İhlal edilen Anayasa’yı kim koruyacak? Kim savunacak?
İddialara göre, YSK’nın Anayasayı ihlal ederek İstanbul seçimini iptal etiği karar sonrasında, tartışma ve polemikler sürüp gidiyor. Üstüne üstlük 23 Haziran’a kadar da süreceğe benziyor.
İstanbul adaylarından Yıldırım çoğunlukla gittiği yerlerde ve katıldığı toplantılarda, İmamoğlu’nun “Her şey çok güzel olacak” sloganıyla karşılanıyor.
Bu duruma stadyumlar da eklenince AKP Genel Başkanı ve de Cumhurbaşkanı Erdoğan da çok kızıyor. Bunu da, “Yahu bu stadyumları biz yaptırdık, buralarda protesto ediliyoruz.
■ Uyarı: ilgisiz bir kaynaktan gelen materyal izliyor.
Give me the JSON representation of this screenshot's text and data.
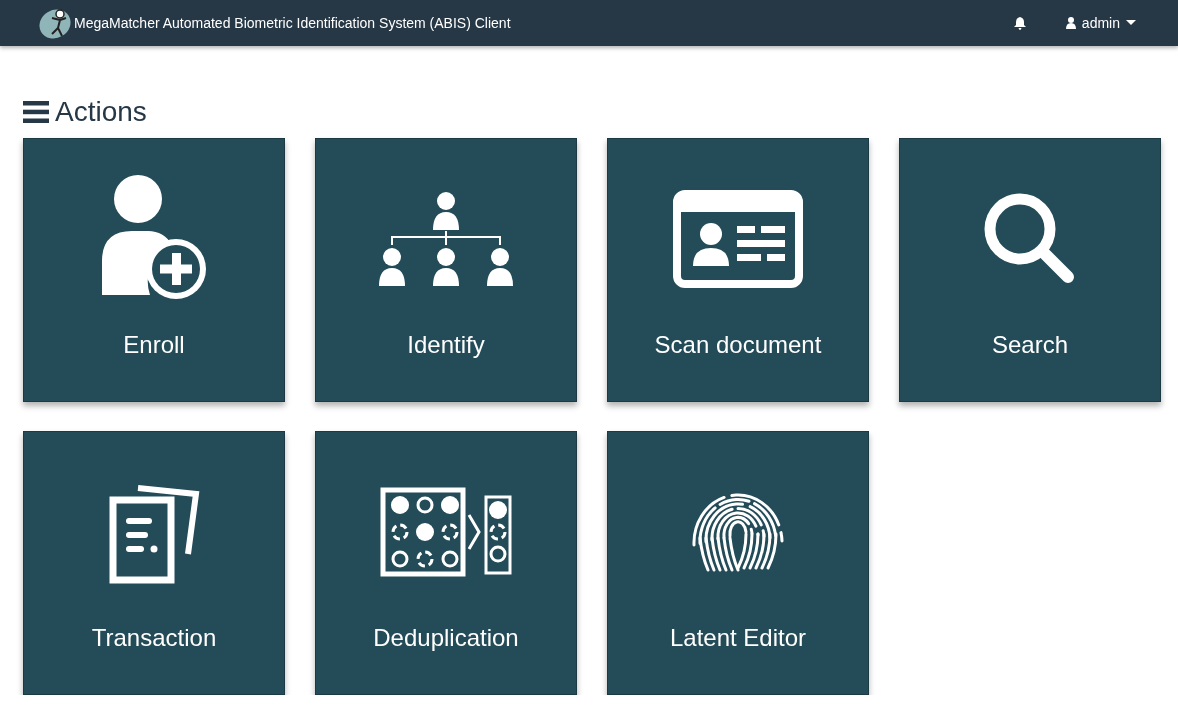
{
  "header": {
    "title": "MegaMatcher Automated Biometric Identification System (ABIS) Client",
    "user": "admin"
  },
  "section": {
    "title": "Actions"
  },
  "actions": [
    {
      "kind": "enroll",
      "label": "Enroll"
    },
    {
      "kind": "identify",
      "label": "Identify"
    },
    {
      "kind": "scan",
      "label": "Scan document"
    },
    {
      "kind": "search",
      "label": "Search"
    },
    {
      "kind": "transaction",
      "label": "Transaction"
    },
    {
      "kind": "dedup",
      "label": "Deduplication"
    },
    {
      "kind": "latent",
      "label": "Latent Editor"
    }
  ]
}
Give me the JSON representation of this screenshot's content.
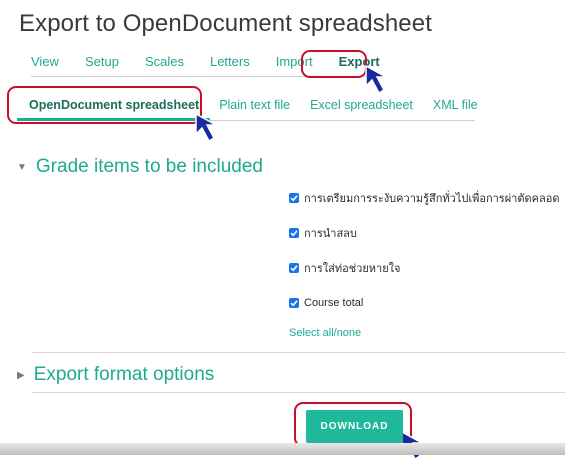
{
  "page_title": "Export to OpenDocument spreadsheet",
  "primary_tabs": [
    "View",
    "Setup",
    "Scales",
    "Letters",
    "Import",
    "Export"
  ],
  "secondary_tabs": [
    "OpenDocument spreadsheet",
    "Plain text file",
    "Excel spreadsheet",
    "XML file"
  ],
  "grade_section": {
    "title": "Grade items to be included",
    "items": [
      "การเตรียมการระงับความรู้สึกทั่วไปเพื่อการผ่าตัดคลอด",
      "การนำสลบ",
      "การใส่ท่อช่วยหายใจ",
      "Course total"
    ],
    "select_all": "Select all/none"
  },
  "format_section": {
    "title": "Export format options"
  },
  "download_label": "DOWNLOAD",
  "colors": {
    "accent": "#1fa98e",
    "highlight": "#c8102e",
    "cursor": "#1a2a9c",
    "checkbox": "#1a73e8"
  }
}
Ama kaydediyoruz” diyerek dile getiriyor.
Oraların yeni ismi hep Arena olduğunu göre, Arenanın tavrı da böyle.
Anayasa ihlal edildi mi?
Anayasa’nın 79. Maddesi okunduğunda YSK’nın aldığı kararın belirtilen madde kapsamına uymadığı görülüyor.
Anayasa’nın 79. Maddesinde, YSK’nın kaç üyeden oluşacağı, nasıl toplanacağı ve nasıl karar alacağı açıkça belirtiliyor.
79. Madde, YSK’nın Yargıtay’dan gelen 6, Danıştay’dan gelen 6 üyeden oluşacağını ve toplan 7’si asi, 4’ü yedek olmak üzere 11 üyeden oluşacağı, kurulun Başkan ve vekilinin nasıl seçileceğini, yedek üyelerin Yargıtay nasıl
tespit edileceği açıkça anlatılmaktadır.
Yedek üyeler adından da anlaşılacağı üzere, asıl üyelerden birinin yapılacak toplantıya katılamayacağı belli olunca onun yerine katılabileceği de açıkça belirtilmiştir.
Anayasa hükmünde YSK bir karar alırken asıl ve yedek üyelerin birlikte karar alacaklarına dair hiçbir ifade bulunmuyor.
Yargıtay ve Danıştay’ın Genel Kurulla toplantıları var ama YSK san ki, ‘Onların var da bizim neden olmasın’ düşüncesinden midir nedir, AKP’nin de sıklıkla dile getirdiği temayül gereği 11 üye ile karar alıyorlarmış.
İlginç olan ise yedek üyelerin oy vermesi ile İstanbul Belediye Başkanlığı seçimi iptal ediliyor.
YSK’nın Anayasaya uygun olsa da, olmasa da aldığı bu karara itiraz edilecek bir makam ve mahkeme olmadığı için, İstanbul Belediye Başkanlığı seçimi 23 Haziran 2019 günü yapılacak.
Seçim daha önceki seçimlere benzemeyecek.
Bir tarafta seçim mağduru ve başkanlığı elinden YSK kararı ile alınmış İmamoğlu. Arkasında Millet, Halk ve İstanbul ittifakı ile, “Her şey çok güzel olacak” sloganı.
Diğer tarafta, daha önce, “Kaybedilmiş seçimin arkasından gitmeye gerek yok” diyen Yıldırım. Arkasında Cumhur ittifakını Türkiye ittifakına dönüştürmeye çalışan, 31 Mart gecesi balkon konuşmasında, “İlçe belediye başkanları ve meclis çoğunluğu bizde. Nasıl
çalışacaklar” diyerek seçimin kaybedildiğini ima eden AKP Genel başkanı ve Cumhurbaşkanımız Erdoğan ve mitili İstanbul’a attığı halde aday dahi çıkaramayan Bahçeli var. Bu gurubun sloganı ise, “Çaldılar.” Ancak kimin çaldığı ve kim için çaldığı belli değil. Bu sloganı söyleyen Binali Bey neye göre kime göre söylediği belirmediğine göre, sanıyorum vatandaşımız kimin ne yaptığını gayet iyi biliyor olmalı.
Neyse herkes şimdi berber koltuğunda tıraş oluyor. 23 Haziranda kimin saçı ak, kimin saçı kara göreceğiz.
Biz dönelim Anayasamıza ve soralım.
Alınan kararın Anayasamızın 79. Maddesine uymadığı ileri sürüldüğüne göre;
Bu durumda, Anayasamızı kim koruyacak?
Alınan bu karar haksızlık ise, Anayasamızı kim savunacak?